GrandmaSeaDragon Tue 12-Dec-23 00:05:53

I found it took me a couple of days to get used to driving my new Automatic in the summer. Having driven a manual for over 50 years and resisting suggestions from DH and DDs to get an automatic for ages, I thought it would be too difficult to adapt. Now I wonder why on earth I didn’t get one years ago, it’s so easy. The best advice the salesman gave me was “just keep both your hands on the wheel”, only once did I reach for the gear stick when approaching a junction the next day. And mine also has a lot more gadgets than the previous one. Go for it Kiwiqueen123, you’ll wonder why you hesitated!

M0nica Wed 13-Dec-23 16:49:21

Today I had a strange contra experience with an automatic/ manual car.

I have a car with a manual gearbox, but for the last 20 years DH has owned a succession of ageng SAABS, all with automatic gearboxes, which I am accustomed to driving, although I do not drive them often. So put me in a SAAB and mind immediately switchesinto 'automatic gearbox' mode.

However, when the last old SAAB went to the scrap yard the only SAAB DH could find to replace it had a manual gear box.
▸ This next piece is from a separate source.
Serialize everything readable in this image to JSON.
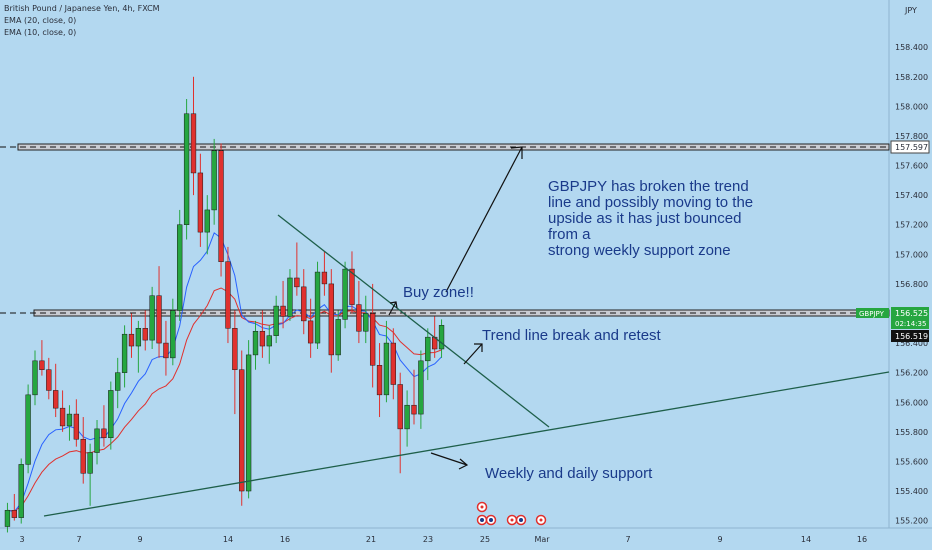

Today I needed to drive his car, so found myself dealing with a mind that as soon as I got into the car said 'automatic gearbox', and I was surrounded by a car that had all those quite unrelated items like headlight controls, signal controls etc, that my mind automatically associates with the automatic car in the family, but actually the one I was in had a manual gearbox.

It took me all of 20 miles on the motorway before I proeprly adjusted.